Si tratta di un programma importante che prevede la totale rimodulazione del traffico pedonale e veicolare della zona con la creazione di un’isola ambientale e l’introduzione di una zona 30. Quadrante che, in un futuro, si estenderà fino a piazza Fiume e Porta Pia con un intervento massiccio e ambizioso. La nuova sistemazione di queste ultime aree è ancora a livello embrionale e probabilmente impiegherà anni per essere messa a terra, mentre quella su piazza Alessandria è in fase avanzata e già parte da un progetto preliminare realizzato in collaborazione da Roma Servizi per la Mobilità, Municipio, Assessorato.

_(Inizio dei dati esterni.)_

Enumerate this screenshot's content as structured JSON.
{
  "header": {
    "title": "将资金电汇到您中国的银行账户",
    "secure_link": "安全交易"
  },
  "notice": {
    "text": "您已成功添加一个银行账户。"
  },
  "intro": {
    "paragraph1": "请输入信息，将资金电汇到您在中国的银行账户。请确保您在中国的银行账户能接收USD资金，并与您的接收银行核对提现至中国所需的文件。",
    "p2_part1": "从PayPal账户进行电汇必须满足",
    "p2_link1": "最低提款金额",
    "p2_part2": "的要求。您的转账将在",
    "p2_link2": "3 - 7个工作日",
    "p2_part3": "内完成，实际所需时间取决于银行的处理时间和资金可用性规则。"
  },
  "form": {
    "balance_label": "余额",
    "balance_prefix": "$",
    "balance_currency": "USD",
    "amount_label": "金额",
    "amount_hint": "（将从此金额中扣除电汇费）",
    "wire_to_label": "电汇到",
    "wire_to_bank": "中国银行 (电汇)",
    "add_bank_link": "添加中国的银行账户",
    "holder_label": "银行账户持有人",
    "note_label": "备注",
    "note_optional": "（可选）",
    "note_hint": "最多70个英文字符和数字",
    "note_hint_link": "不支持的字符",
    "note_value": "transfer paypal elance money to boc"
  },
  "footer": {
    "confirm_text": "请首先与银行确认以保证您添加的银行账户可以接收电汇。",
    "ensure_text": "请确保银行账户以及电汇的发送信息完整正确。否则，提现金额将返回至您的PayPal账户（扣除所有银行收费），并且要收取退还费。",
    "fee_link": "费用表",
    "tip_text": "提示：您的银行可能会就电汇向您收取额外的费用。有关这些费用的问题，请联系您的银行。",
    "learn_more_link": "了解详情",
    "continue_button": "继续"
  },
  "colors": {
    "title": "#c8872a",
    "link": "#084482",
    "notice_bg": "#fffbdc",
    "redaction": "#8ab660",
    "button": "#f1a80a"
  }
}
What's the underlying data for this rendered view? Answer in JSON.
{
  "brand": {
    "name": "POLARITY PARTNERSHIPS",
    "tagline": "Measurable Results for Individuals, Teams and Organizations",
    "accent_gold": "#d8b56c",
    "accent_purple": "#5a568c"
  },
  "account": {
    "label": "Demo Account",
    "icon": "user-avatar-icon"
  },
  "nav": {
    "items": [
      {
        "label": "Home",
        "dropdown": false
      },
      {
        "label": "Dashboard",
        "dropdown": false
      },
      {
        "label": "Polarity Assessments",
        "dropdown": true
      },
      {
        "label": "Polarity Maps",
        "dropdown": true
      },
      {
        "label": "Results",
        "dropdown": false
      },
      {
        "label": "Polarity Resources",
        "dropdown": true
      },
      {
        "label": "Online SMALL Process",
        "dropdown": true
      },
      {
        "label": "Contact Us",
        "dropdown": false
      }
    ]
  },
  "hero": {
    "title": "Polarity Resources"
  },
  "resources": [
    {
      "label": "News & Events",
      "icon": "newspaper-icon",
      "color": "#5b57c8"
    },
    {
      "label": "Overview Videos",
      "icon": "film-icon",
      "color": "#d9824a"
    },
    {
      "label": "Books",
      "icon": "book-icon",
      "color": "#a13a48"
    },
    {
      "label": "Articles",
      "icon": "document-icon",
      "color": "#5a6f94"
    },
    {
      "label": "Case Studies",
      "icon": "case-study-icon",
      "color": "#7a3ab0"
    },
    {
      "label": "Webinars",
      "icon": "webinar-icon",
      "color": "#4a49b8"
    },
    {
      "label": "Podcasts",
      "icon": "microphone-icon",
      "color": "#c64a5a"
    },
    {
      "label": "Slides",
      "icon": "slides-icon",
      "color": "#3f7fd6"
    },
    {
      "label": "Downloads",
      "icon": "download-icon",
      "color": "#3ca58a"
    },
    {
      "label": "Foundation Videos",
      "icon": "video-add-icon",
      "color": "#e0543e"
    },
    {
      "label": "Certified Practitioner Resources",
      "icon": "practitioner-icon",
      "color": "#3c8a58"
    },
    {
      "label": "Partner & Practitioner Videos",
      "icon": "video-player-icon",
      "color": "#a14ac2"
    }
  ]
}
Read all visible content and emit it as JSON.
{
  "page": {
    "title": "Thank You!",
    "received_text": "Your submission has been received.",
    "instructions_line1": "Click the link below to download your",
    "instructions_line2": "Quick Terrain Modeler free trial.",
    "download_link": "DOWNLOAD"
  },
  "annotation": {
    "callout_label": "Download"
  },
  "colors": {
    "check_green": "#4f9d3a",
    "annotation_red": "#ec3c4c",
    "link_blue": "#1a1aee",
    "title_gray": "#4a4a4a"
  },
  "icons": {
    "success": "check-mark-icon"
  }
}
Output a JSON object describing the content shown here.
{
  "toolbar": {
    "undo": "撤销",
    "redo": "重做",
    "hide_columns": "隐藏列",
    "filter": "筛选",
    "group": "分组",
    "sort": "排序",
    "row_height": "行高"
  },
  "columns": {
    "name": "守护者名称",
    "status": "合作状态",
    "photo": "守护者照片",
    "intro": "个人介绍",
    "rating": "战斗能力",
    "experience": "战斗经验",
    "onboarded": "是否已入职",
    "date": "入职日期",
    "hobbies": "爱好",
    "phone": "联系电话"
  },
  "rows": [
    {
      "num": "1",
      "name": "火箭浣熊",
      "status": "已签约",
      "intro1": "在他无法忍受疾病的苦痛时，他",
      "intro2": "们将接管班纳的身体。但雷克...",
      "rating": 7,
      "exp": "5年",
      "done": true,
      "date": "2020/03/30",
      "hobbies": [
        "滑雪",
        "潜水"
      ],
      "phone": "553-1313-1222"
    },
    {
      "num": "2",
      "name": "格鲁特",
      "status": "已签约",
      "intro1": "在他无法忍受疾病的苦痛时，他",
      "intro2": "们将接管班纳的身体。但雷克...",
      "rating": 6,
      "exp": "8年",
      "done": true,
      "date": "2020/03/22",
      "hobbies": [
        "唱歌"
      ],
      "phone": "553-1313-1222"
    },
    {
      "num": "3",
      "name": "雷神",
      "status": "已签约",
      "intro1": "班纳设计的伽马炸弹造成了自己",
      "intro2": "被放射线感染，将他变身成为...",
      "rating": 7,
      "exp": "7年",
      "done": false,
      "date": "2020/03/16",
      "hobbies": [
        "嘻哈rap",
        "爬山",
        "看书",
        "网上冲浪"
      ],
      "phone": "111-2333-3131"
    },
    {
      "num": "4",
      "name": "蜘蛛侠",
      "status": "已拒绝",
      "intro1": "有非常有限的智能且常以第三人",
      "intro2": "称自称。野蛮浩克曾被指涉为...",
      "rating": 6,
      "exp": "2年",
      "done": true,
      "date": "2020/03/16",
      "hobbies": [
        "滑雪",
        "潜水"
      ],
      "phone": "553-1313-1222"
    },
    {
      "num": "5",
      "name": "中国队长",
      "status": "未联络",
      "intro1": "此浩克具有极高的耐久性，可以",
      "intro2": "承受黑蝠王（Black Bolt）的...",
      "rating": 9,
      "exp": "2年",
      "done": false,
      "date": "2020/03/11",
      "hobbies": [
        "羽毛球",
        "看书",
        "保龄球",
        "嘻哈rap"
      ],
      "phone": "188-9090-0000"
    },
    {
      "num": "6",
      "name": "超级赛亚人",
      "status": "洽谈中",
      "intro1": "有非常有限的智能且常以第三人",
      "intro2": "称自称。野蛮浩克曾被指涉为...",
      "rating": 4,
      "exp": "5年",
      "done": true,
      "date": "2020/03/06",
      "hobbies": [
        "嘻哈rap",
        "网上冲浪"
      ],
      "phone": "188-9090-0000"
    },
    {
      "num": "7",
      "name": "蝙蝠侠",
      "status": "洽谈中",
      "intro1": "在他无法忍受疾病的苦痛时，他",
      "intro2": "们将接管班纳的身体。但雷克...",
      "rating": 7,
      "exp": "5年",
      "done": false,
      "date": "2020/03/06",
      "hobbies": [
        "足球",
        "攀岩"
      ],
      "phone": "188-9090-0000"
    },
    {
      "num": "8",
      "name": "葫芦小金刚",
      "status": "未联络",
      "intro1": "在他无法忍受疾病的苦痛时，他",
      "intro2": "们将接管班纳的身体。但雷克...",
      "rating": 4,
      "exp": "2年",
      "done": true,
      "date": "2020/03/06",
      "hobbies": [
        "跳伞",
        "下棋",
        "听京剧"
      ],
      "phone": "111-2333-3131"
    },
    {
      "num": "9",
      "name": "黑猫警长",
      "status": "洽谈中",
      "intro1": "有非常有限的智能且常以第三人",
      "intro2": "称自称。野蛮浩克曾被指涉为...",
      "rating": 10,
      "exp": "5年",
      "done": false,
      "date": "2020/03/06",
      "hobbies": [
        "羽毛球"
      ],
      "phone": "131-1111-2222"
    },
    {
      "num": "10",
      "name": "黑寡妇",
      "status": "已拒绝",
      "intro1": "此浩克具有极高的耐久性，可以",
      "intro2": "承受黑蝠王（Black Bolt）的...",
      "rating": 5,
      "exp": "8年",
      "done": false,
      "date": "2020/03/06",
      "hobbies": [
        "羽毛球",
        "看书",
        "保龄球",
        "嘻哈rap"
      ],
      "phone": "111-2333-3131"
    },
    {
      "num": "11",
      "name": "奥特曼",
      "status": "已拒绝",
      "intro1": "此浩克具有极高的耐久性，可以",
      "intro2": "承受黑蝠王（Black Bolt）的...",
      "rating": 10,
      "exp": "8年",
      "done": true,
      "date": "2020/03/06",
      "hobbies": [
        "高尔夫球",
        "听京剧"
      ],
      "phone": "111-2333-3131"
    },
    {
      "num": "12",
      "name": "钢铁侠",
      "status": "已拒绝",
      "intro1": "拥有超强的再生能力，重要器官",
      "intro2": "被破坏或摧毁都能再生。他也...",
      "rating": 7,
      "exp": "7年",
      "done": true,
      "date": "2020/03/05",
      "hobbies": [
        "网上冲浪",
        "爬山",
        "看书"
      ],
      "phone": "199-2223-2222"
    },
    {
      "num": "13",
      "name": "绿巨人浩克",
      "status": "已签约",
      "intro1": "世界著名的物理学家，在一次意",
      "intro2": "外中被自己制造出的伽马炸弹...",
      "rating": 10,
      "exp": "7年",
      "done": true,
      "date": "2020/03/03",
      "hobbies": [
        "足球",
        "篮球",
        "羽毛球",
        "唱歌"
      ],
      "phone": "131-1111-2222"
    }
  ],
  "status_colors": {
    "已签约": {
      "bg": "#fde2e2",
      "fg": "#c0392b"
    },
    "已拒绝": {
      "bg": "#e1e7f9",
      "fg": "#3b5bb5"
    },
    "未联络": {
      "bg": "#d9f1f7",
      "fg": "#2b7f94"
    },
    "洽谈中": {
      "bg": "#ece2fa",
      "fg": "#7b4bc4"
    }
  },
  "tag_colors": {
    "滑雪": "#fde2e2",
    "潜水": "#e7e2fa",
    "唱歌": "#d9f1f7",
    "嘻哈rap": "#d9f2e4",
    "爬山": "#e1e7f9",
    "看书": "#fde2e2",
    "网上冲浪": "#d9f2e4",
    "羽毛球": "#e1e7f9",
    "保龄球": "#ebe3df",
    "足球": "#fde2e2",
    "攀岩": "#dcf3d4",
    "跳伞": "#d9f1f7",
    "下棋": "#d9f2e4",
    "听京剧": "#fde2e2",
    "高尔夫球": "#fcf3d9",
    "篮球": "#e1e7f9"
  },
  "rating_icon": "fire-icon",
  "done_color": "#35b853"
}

Oggi l’area di piazza Alessandria è ingolfata e invivibile. Il problema principale è dato dalla convivenza tra il traffico privato e le decine di bancarelle che sostano intorno al mercato rionale. Ogni giorno il caos è incontrollabile e si formano code lunghissime che impattano sull’asse via Bergamo-via Ancona, fino a riverberarsi su Corso Italia.

Dunque occorre partire da qui per modificare la circolazione e quindi anche le abitudini delle persone. La proposta oggi prevede l’inversione del senso di marcia di via Brescia e via Mantova per evitare il più possibile l’attraversamento veicolare dell’area, lasciando accesso solo ai mezzi diretti al mercato per il carico/scarico.

Nel contempo, all’interno del tridente delimitato da via Bergamo, via Alessandria, via Ancona, verrà realizzata la zona 30 (l’area contornata in giallo nella foto che segue).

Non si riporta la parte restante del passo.